Why haskell seq function makes first argument to WHNF?


I thinks that seq is hard to understand because it makes first argument to WHNF.

If seq makes first argument to normal form, it will be easy to understand.

What is the benefit of using WHNF over NF?

Why haskell committee choose using WHNF in seq function?


Solution

  • First, Haskell's API has no preference between WHNF and NF : it provides both seq and deepseq.

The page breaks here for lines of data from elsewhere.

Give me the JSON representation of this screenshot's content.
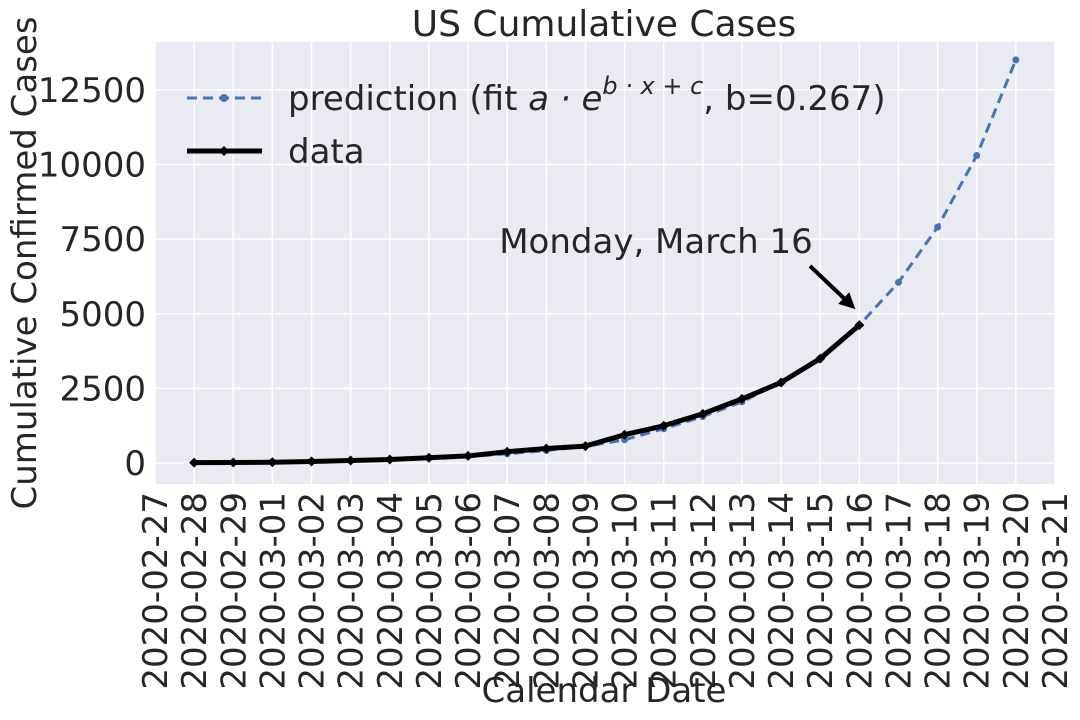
{
  "chart_data": {
    "type": "line",
    "title": "US Cumulative Cases",
    "xlabel": "Calendar Date",
    "ylabel": "Cumulative Confirmed Cases",
    "x_ticks": [
      "2020-02-27",
      "2020-02-28",
      "2020-02-29",
      "2020-03-01",
      "2020-03-02",
      "2020-03-03",
      "2020-03-04",
      "2020-03-05",
      "2020-03-06",
      "2020-03-07",
      "2020-03-08",
      "2020-03-09",
      "2020-03-10",
      "2020-03-11",
      "2020-03-12",
      "2020-03-13",
      "2020-03-14",
      "2020-03-15",
      "2020-03-16",
      "2020-03-17",
      "2020-03-18",
      "2020-03-19",
      "2020-03-20",
      "2020-03-21"
    ],
    "y_ticks": [
      0,
      2500,
      5000,
      7500,
      10000,
      12500
    ],
    "y_tick_labels": [
      "0",
      "2500",
      "5000",
      "7500",
      "10000",
      "12500"
    ],
    "ylim": [
      -700,
      14100
    ],
    "xlim": [
      "2020-02-27",
      "2020-03-21"
    ],
    "grid": true,
    "legend_position": "top-left",
    "colors": {
      "background": "#eaeaf2",
      "grid": "#ffffff",
      "prediction": "#4c72b0",
      "data": "#000000"
    },
    "series": [
      {
        "name": "prediction",
        "legend_prefix": "prediction (fit ",
        "legend_formula_base": "a · e",
        "legend_formula_exp": "b · x + c",
        "legend_suffix": ", b=0.267)",
        "style": "dashed",
        "x": [
          "2020-02-28",
          "2020-02-29",
          "2020-03-01",
          "2020-03-02",
          "2020-03-03",
          "2020-03-04",
          "2020-03-05",
          "2020-03-06",
          "2020-03-07",
          "2020-03-08",
          "2020-03-09",
          "2020-03-10",
          "2020-03-11",
          "2020-03-12",
          "2020-03-13",
          "2020-03-14",
          "2020-03-15",
          "2020-03-16",
          "2020-03-17",
          "2020-03-18",
          "2020-03-19",
          "2020-03-20"
        ],
        "y": [
          20,
          30,
          45,
          65,
          90,
          125,
          165,
          225,
          310,
          420,
          560,
          780,
          1150,
          1560,
          2050,
          2700,
          3500,
          4620,
          6050,
          7900,
          10300,
          13500
        ]
      },
      {
        "name": "data",
        "style": "solid",
        "x": [
          "2020-02-28",
          "2020-02-29",
          "2020-03-01",
          "2020-03-02",
          "2020-03-03",
          "2020-03-04",
          "2020-03-05",
          "2020-03-06",
          "2020-03-07",
          "2020-03-08",
          "2020-03-09",
          "2020-03-10",
          "2020-03-11",
          "2020-03-12",
          "2020-03-13",
          "2020-03-14",
          "2020-03-15",
          "2020-03-16"
        ],
        "y": [
          15,
          20,
          30,
          55,
          85,
          120,
          180,
          240,
          380,
          490,
          570,
          950,
          1250,
          1650,
          2150,
          2700,
          3500,
          4620
        ]
      }
    ],
    "annotation": {
      "text": "Monday, March 16",
      "target_x": "2020-03-16",
      "target_y": 4620
    }
  }
}
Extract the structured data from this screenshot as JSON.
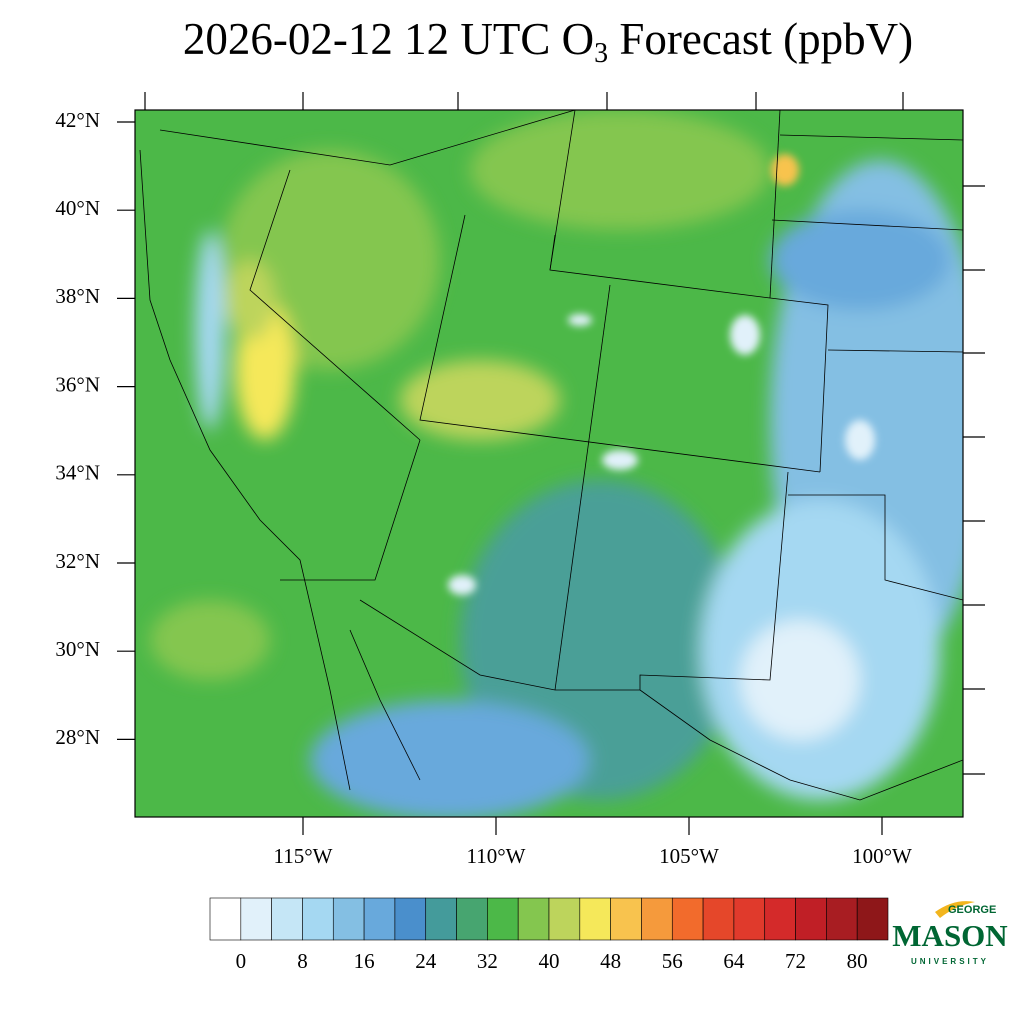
{
  "title": {
    "prefix": "2026-02-12 12 UTC O",
    "subscript": "3",
    "suffix": " Forecast (ppbV)"
  },
  "map": {
    "lat_ticks": [
      {
        "value": 42,
        "label": "42°N"
      },
      {
        "value": 40,
        "label": "40°N"
      },
      {
        "value": 38,
        "label": "38°N"
      },
      {
        "value": 36,
        "label": "36°N"
      },
      {
        "value": 34,
        "label": "34°N"
      },
      {
        "value": 32,
        "label": "32°N"
      },
      {
        "value": 30,
        "label": "30°N"
      },
      {
        "value": 28,
        "label": "28°N"
      }
    ],
    "lon_ticks": [
      {
        "value": -115,
        "label": "115°W"
      },
      {
        "value": -110,
        "label": "110°W"
      },
      {
        "value": -105,
        "label": "105°W"
      },
      {
        "value": -100,
        "label": "100°W"
      }
    ]
  },
  "colorbar": {
    "ticks": [
      0,
      8,
      16,
      24,
      32,
      40,
      48,
      56,
      64,
      72,
      80
    ],
    "colors": [
      "#ffffff",
      "#e1f1fa",
      "#c5e6f6",
      "#a5d8f2",
      "#84bfe3",
      "#68a9dc",
      "#4a8fcc",
      "#449b9b",
      "#47a570",
      "#4cb848",
      "#84c64f",
      "#bdd45c",
      "#f5e85a",
      "#f8c34e",
      "#f59a3c",
      "#f26b2c",
      "#e5472a",
      "#e03a2c",
      "#d42a2a",
      "#c01f26",
      "#a81d22",
      "#8e1719"
    ]
  },
  "logo": {
    "top": "GEORGE",
    "main": "MASON",
    "bottom": "UNIVERSITY"
  }
}
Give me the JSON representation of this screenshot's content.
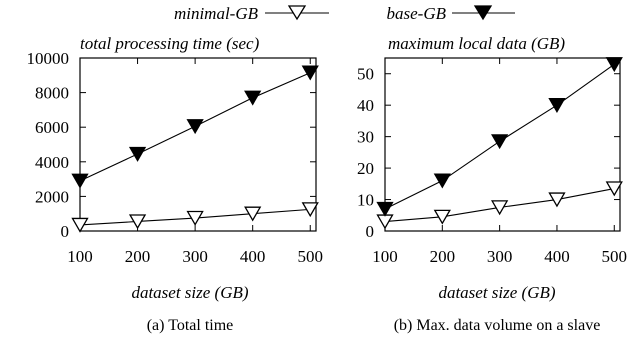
{
  "legend": {
    "entries": [
      {
        "label": "minimal-GB",
        "marker": "open-triangle-down"
      },
      {
        "label": "base-GB",
        "marker": "filled-triangle-down"
      }
    ],
    "placement": "top"
  },
  "chart_data": [
    {
      "type": "line",
      "panel_caption": "(a) Total time",
      "title": "total processing time (sec)",
      "xlabel": "dataset size (GB)",
      "ylabel": "",
      "x": [
        100,
        200,
        300,
        400,
        500
      ],
      "xticks": [
        100,
        200,
        300,
        400,
        500
      ],
      "xlim": [
        100,
        510
      ],
      "ylim": [
        0,
        10000
      ],
      "yticks": [
        0,
        2000,
        4000,
        6000,
        8000,
        10000
      ],
      "grid": false,
      "series": [
        {
          "name": "minimal-GB",
          "marker": "open-triangle-down",
          "values": [
            350,
            550,
            750,
            1000,
            1250
          ]
        },
        {
          "name": "base-GB",
          "marker": "filled-triangle-down",
          "values": [
            2900,
            4450,
            6050,
            7700,
            9150
          ]
        }
      ]
    },
    {
      "type": "line",
      "panel_caption": "(b) Max. data volume on a slave",
      "title": "maximum local data (GB)",
      "xlabel": "dataset size (GB)",
      "ylabel": "",
      "x": [
        100,
        200,
        300,
        400,
        500
      ],
      "xticks": [
        100,
        200,
        300,
        400,
        500
      ],
      "xlim": [
        100,
        510
      ],
      "ylim": [
        0,
        55
      ],
      "yticks": [
        0,
        10,
        20,
        30,
        40,
        50
      ],
      "grid": false,
      "series": [
        {
          "name": "minimal-GB",
          "marker": "open-triangle-down",
          "values": [
            3,
            4.5,
            7.5,
            10,
            13.5
          ]
        },
        {
          "name": "base-GB",
          "marker": "filled-triangle-down",
          "values": [
            7,
            16,
            28.5,
            40,
            53
          ]
        }
      ]
    }
  ]
}
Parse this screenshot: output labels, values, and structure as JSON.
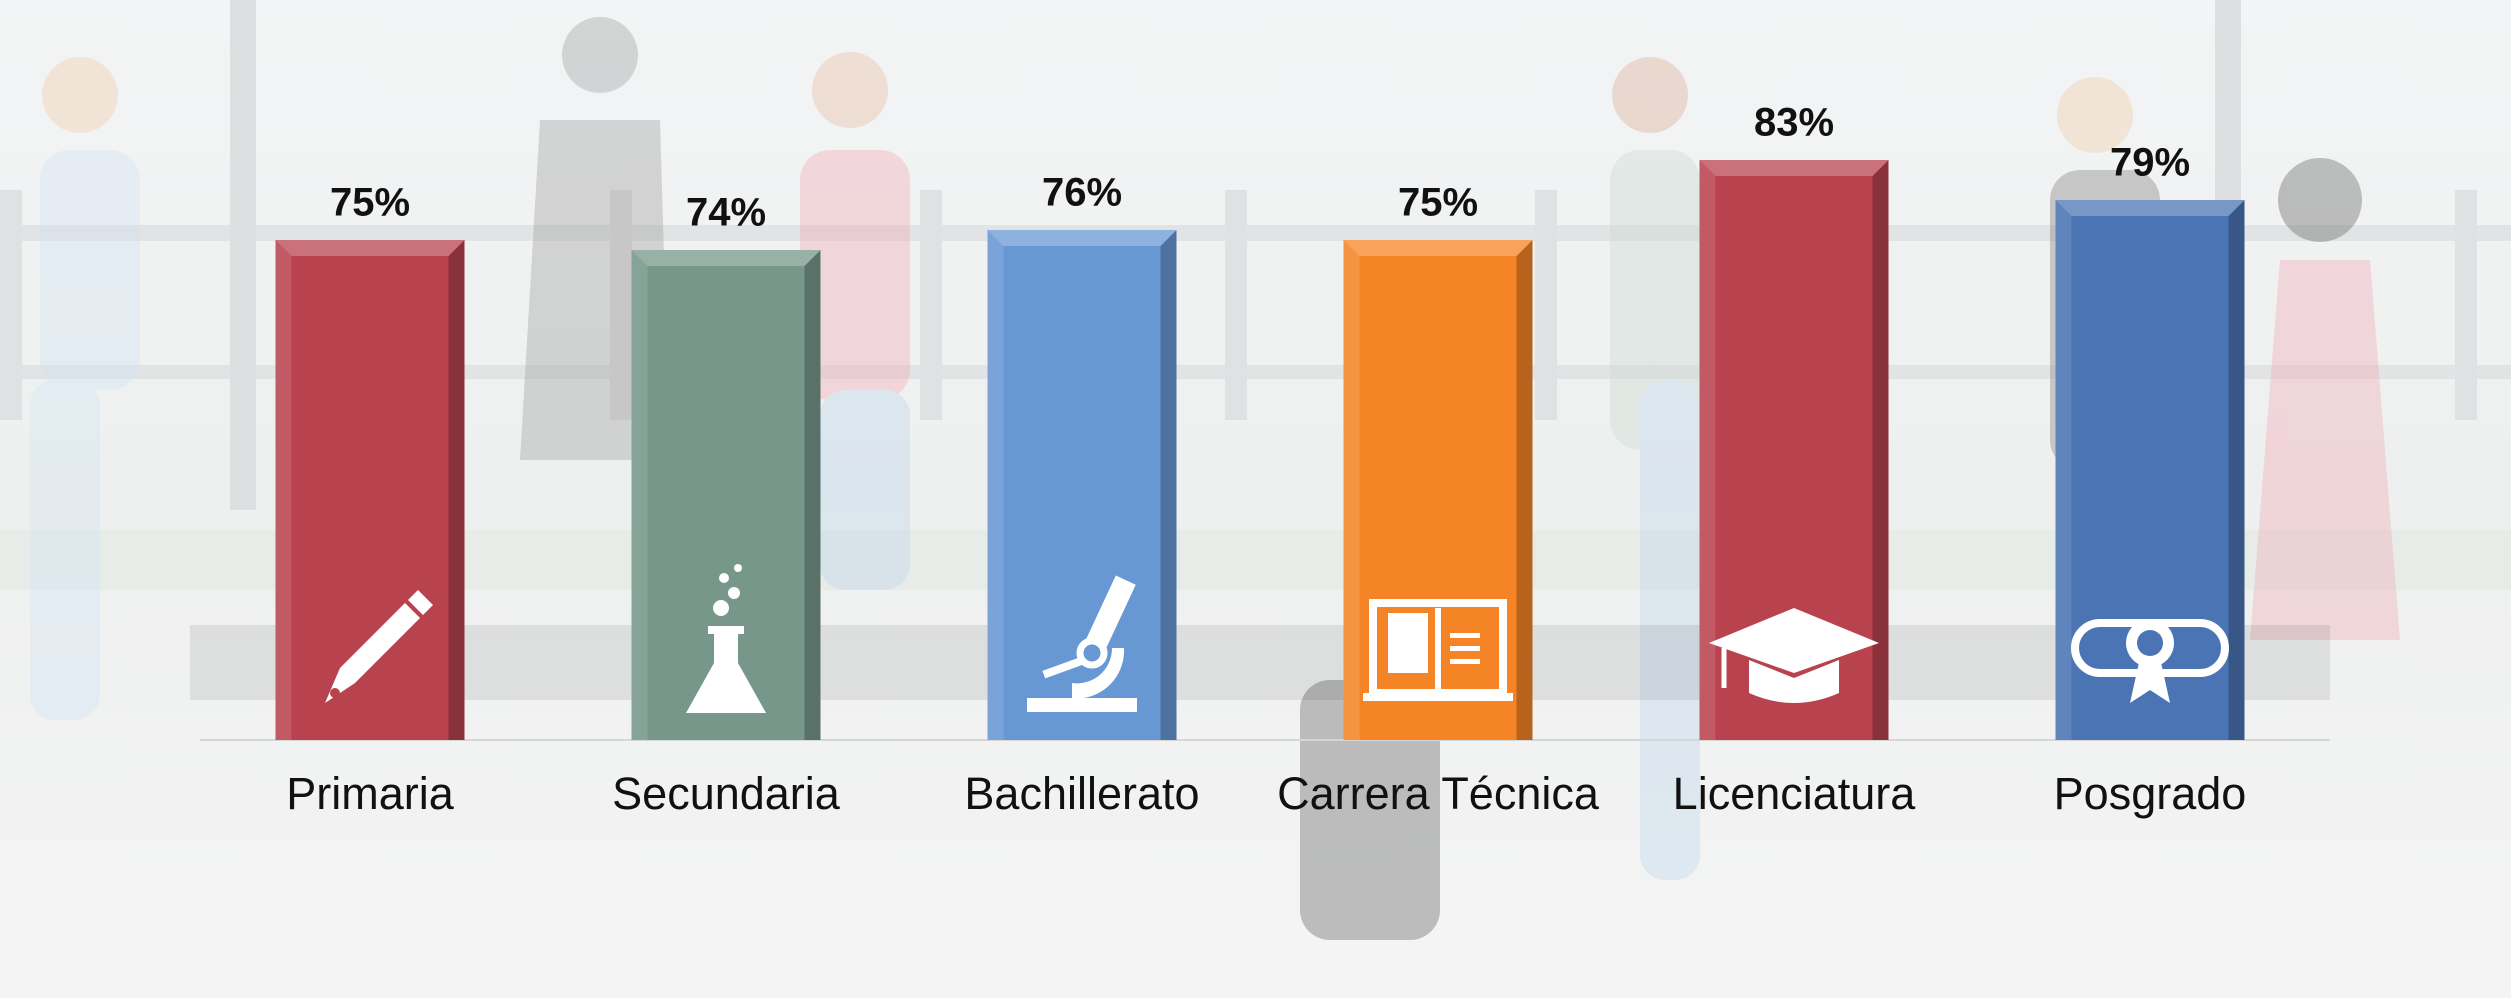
{
  "chart_data": {
    "type": "bar",
    "categories": [
      "Primaria",
      "Secundaria",
      "Bachillerato",
      "Carrera Técnica",
      "Licenciatura",
      "Posgrado"
    ],
    "values": [
      75,
      74,
      76,
      75,
      83,
      79
    ],
    "value_labels": [
      "75%",
      "74%",
      "76%",
      "75%",
      "83%",
      "79%"
    ],
    "colors": [
      "#b8434f",
      "#76978a",
      "#6898d4",
      "#f58426",
      "#b8434f",
      "#4a74b4"
    ],
    "ylim": [
      25,
      100
    ]
  }
}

    So maybe your question is why does WHNF exist at all ? Simply put, it is the least evaluation possible. A full calculation would go like this :

    1. unevaluated (thunk)
    2. WHNF : outmost constructor known
    3. deeper evaluations
    4. NF : the value is completely calculated

    However, Haskell is lazy, it tries to do as little calculation as possible to get its final result. For example, to compute the length of a list l, Haskell must know whether l is [] or _ : t. Then recursively the same question about t. Therefore it only needs the number of constructors : before the final constructor []. This is by definition successive WHNFs, which only extract the outmost constructor of a value.

    The outmost constructor is the minimal information you must know about a value to actually do something with it, such as selecting a branch in a case of, like in length just above. That is the interest of WHNF over NF.

    Note that for simple types like Int, each value is its own constructor (2, -7, 15, ...), so WHNF = NF for them.

    Finally, you rarely care about all this : it is the compiler's job to execute your program as fast as possible. In the evaluation of foldl (+) 0 [1..100], if you try to figure out when the list [1..100] finishes in NF you will be completely wrong. The compiler transforms that fold into this tail-recursive loop

    let sum ret i =
                  if i == 100 then 100 + ret
                  else sum (ret+i) (i+1) in
      sum 0 1
    

    which means it doesn't evaluate the list at all. Unfortunately there are situations where the compiler cannot know that a value will always be in NF when the final result of the program is produced. Then it is a waste of time and RAM to keep it unevaluated (forming a thunk has a cost) : better deepseq it right from the start. Or your compiler may have performance bugs and you must help it with seq or deepseq. A profiler will tell you what parts of your code are slow.